CET4-20 Air Compressor
This air compressor from Bosch has a speedy impact of noise recovery time
Generally, I rely on big, noisy, gas-powered air compressors for my framing jobs because I can keep them running (or better said, they keep running regardless of me). When doing remodels or additions, though, I run smaller electric compressors to keep the noise level down for the homeowners and their neighbors. I was booked with three months’ worth of such jobs when Fine Homebuilding sent me Bosch’s CET4-20 ($310).
While unpacking this vertical twin-tank unit, I noticed a generally high level of build quality. No loose parts or pieces jutted out from the unit at risk of being knocked off. All the vulnerable components were nestled between the two tanks, where they are easily accessible yet highly protected.

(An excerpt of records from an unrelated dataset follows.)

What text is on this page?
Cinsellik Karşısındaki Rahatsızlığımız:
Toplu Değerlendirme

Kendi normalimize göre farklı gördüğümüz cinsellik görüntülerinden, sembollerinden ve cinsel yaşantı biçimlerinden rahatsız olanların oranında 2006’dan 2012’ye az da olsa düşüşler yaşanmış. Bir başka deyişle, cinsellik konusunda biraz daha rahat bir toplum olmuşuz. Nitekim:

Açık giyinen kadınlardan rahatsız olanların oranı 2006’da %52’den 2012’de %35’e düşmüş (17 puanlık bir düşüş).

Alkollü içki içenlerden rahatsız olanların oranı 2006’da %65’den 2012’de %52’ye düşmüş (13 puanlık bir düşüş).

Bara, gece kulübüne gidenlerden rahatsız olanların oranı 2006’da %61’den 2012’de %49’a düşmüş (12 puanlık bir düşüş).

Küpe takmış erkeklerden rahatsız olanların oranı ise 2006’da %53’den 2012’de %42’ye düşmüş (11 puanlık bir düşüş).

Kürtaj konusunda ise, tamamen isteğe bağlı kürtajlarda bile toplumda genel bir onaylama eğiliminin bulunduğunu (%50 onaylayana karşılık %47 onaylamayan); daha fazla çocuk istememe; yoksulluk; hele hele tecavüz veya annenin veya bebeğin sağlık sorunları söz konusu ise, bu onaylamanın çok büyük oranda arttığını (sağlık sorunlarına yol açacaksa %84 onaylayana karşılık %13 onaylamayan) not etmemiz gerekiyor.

Despite a well-placed, comfortable rubber handle, lugging this 4-gal., 73-lb. beast around is a chore. My crew members weren’t exactly lining up to carry this compressor-shaped boat anchor every morning. Experience tells me, though, that a light compressor is generally indicative of cheap components, which in professional-grade tools cost far more money than they save.
At 80 db., this compressor isn’t quiet, but compared to other units I’ve worked around, it’s not bad. One thing that helps to ease the impact of the noise is the unit’s speedy recovery time. It goes from empty to 125 psi in 48 seconds and has an in-use recovery time of just 12 seconds when we’re running two nailers at 115 psi each. The compressor is rated 4.2 cfm at 100 psi.
Heavy rubber feet and a highly effective shock-absorbing system on the frame keep vibrations fairly well contained. While the compressor was resting on a wood-frame floor, I was able to use a tripod-mounted line laser about 60 ft. away with little disruption.
Bottom line: This is a well-built unit that must have been engineered by someone who’d broken a few compressors and learned from those mistakes. After daily use on dusty framing sites, it has changed my mind about the capabilities and life expectancy of electric compressors. If an electric compressor can survive three months with me, it will probably serve anyone else for years.